« Les parents des adolescents racontent devoir les secouer, voire renverser le matelas pour les réveiller, comme s’ils tentaient de réveiller un mort », rapporte la professeure Isabelle Arnulf, cheffe du service de pathologies du sommeil à l’hôpital de la Pitié-Salpêtrière (Paris). La scène se répète chaque matin dans certaines familles : un sommeil interminable, un réveil quasi impossible, puis une journée entière passée dans un état de somnolence persistante. Derrière ce tableau déroutant se cache une maladie neurologique rare : l’hypersomnie idiopathique.
Connu depuis les années 1940, décrit cliniquement pour la première fois en 1972, ce trouble du sommeil n’a reçu son nom actuel qu’en 1990. Apparaissant généralement à l’adolescence ou au début de l’âge adulte, il touche une à deux personnes sur 10 000, avec une nette prédominance féminine (75 % des cas).
Ces patients présentent une somnolence diurne, malgré un sommeil nocturne de qualité normale et une durée normale ou allongée de sommeil (plus de dix heures, parfois jusqu’à quinze heures). Les siestes, même longues, sont non réparatrices dans environ les deux tiers des cas, au point que beaucoup les évitent.
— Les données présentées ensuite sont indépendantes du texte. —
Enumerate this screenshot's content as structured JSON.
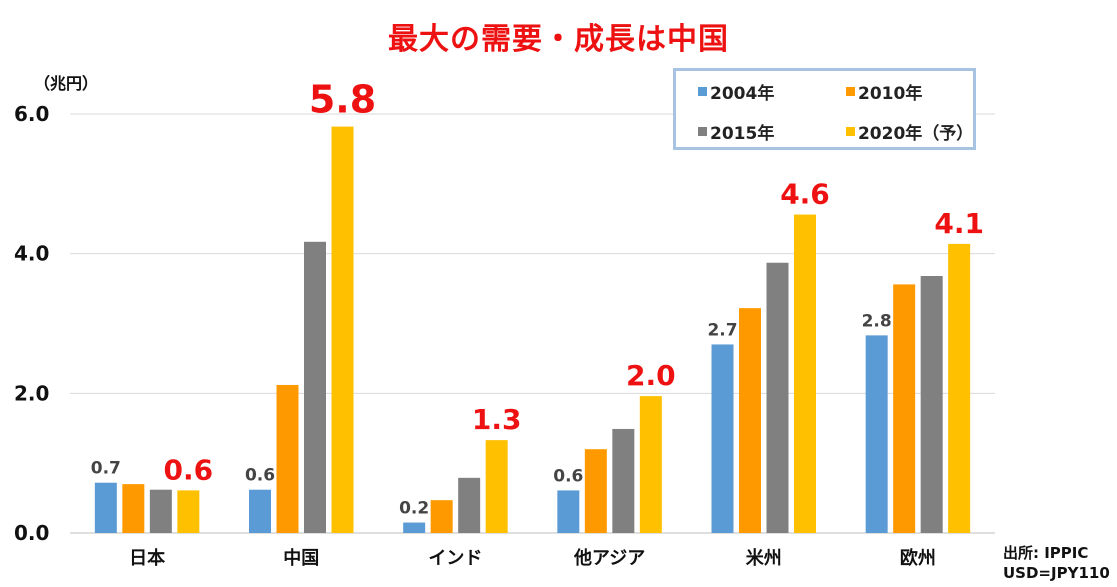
{
  "chart_data": {
    "type": "bar",
    "title": "最大の需要・成長は中国",
    "ylabel": "（兆円）",
    "ylim": [
      0,
      6.0
    ],
    "yticks": [
      "0.0",
      "2.0",
      "4.0",
      "6.0"
    ],
    "grid": true,
    "legend_position": "top-right",
    "categories": [
      "日本",
      "中国",
      "インド",
      "他アジア",
      "米州",
      "欧州"
    ],
    "series": [
      {
        "name": "2004年",
        "color": "#5b9bd5",
        "values": [
          0.72,
          0.62,
          0.15,
          0.61,
          2.7,
          2.83
        ]
      },
      {
        "name": "2010年",
        "color": "#ff9900",
        "values": [
          0.7,
          2.12,
          0.47,
          1.2,
          3.22,
          3.56
        ]
      },
      {
        "name": "2015年",
        "color": "#808080",
        "values": [
          0.62,
          4.17,
          0.79,
          1.49,
          3.87,
          3.68
        ]
      },
      {
        "name": "2020年（予）",
        "color": "#ffc000",
        "values": [
          0.61,
          5.82,
          1.33,
          1.96,
          4.56,
          4.14
        ]
      }
    ],
    "data_labels": {
      "first_series": [
        "0.7",
        "0.6",
        "0.2",
        "0.6",
        "2.7",
        "2.8"
      ],
      "last_series": [
        "0.6",
        "5.8",
        "1.3",
        "2.0",
        "4.6",
        "4.1"
      ]
    },
    "highlight_color": "#ee1111"
  },
  "source": {
    "line1": "出所: IPPIC",
    "line2": "USD=JPY110"
  }
}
Ces personnes ne se sentent jamais pleinement éveillées au cours de la journée, mais sont souvent plus alertes en soirée. Dans environ un tiers des cas, d’autres membres de la famille rapportent dormir trop, ce qui suggère un rôle possible de facteurs familiaux.
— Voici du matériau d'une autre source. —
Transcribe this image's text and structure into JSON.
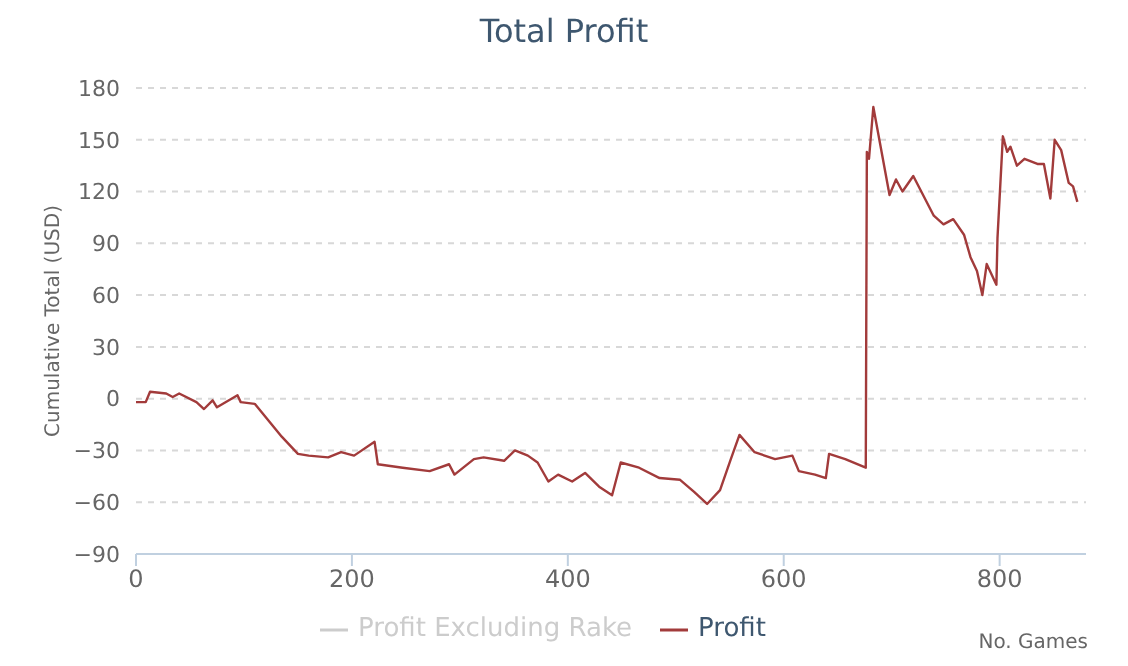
{
  "chart_data": {
    "type": "line",
    "title": "Total Profit",
    "xlabel": "No. Games",
    "ylabel": "Cumulative Total (USD)",
    "xlim": [
      0,
      880
    ],
    "xticks": [
      0,
      200,
      400,
      600,
      800
    ],
    "ylim": [
      -90,
      180
    ],
    "yticks": [
      -90,
      -60,
      -30,
      0,
      30,
      60,
      90,
      120,
      150,
      180
    ],
    "grid": "y",
    "legend": "bottom",
    "series": [
      {
        "name": "Profit Excluding Rake",
        "color": "#cccccc"
      },
      {
        "name": "Profit",
        "color": "#a23b3b",
        "x": [
          0,
          9,
          13,
          28,
          34,
          40,
          56,
          63,
          71,
          75,
          94,
          97,
          110,
          135,
          150,
          160,
          178,
          190,
          202,
          221,
          224,
          247,
          272,
          290,
          295,
          313,
          322,
          341,
          351,
          363,
          372,
          382,
          391,
          404,
          416,
          429,
          441,
          449,
          466,
          485,
          504,
          517,
          529,
          541,
          551,
          559,
          573,
          592,
          608,
          614,
          629,
          639,
          642,
          657,
          676,
          677,
          679,
          683,
          698,
          704,
          710,
          720,
          739,
          748,
          757,
          767,
          773,
          779,
          784,
          788,
          797,
          798,
          803,
          807,
          810,
          816,
          823,
          835,
          841,
          847,
          851,
          857,
          864,
          868,
          872
        ],
        "values": [
          -2,
          -2,
          4,
          3,
          1,
          3,
          -2,
          -6,
          -1,
          -5,
          2,
          -2,
          -3,
          -22,
          -32,
          -33,
          -34,
          -31,
          -33,
          -25,
          -38,
          -40,
          -42,
          -38,
          -44,
          -35,
          -34,
          -36,
          -30,
          -33,
          -37,
          -48,
          -44,
          -48,
          -43,
          -51,
          -56,
          -37,
          -40,
          -46,
          -47,
          -54,
          -61,
          -53,
          -35,
          -21,
          -31,
          -35,
          -33,
          -42,
          -44,
          -46,
          -32,
          -35,
          -40,
          143,
          139,
          169,
          118,
          127,
          120,
          129,
          106,
          101,
          104,
          95,
          82,
          74,
          60,
          78,
          66,
          93,
          152,
          143,
          146,
          135,
          139,
          136,
          136,
          116,
          150,
          144,
          125,
          123,
          114
        ]
      }
    ]
  }
}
Pour lutter contre cette somnolence, certains patients restent debout ou multiplient les activités physiques qui les tiennent éveillés. « En consultation, certaines parlent rapidement et de façon continue pour maintenir une vigilance suffisante », observe la professeure Arnulf.
« Somnifère endogène »
Le matin, les patients décrivent souvent une ivresse du sommeil, état intermédiaire prolongé entre le sommeil et l’éveil. Pour émerger, ils ont besoin de plusieurs réveils successifs et particulièrement puissants. Ce handicap explique les retards à l’école ou au travail, voire les pertes d’emploi. Les difficultés de concentration et d’attention qui résultent de cette somnolence peuvent avoir des conséquences importantes sur le plan scolaire ou professionnel.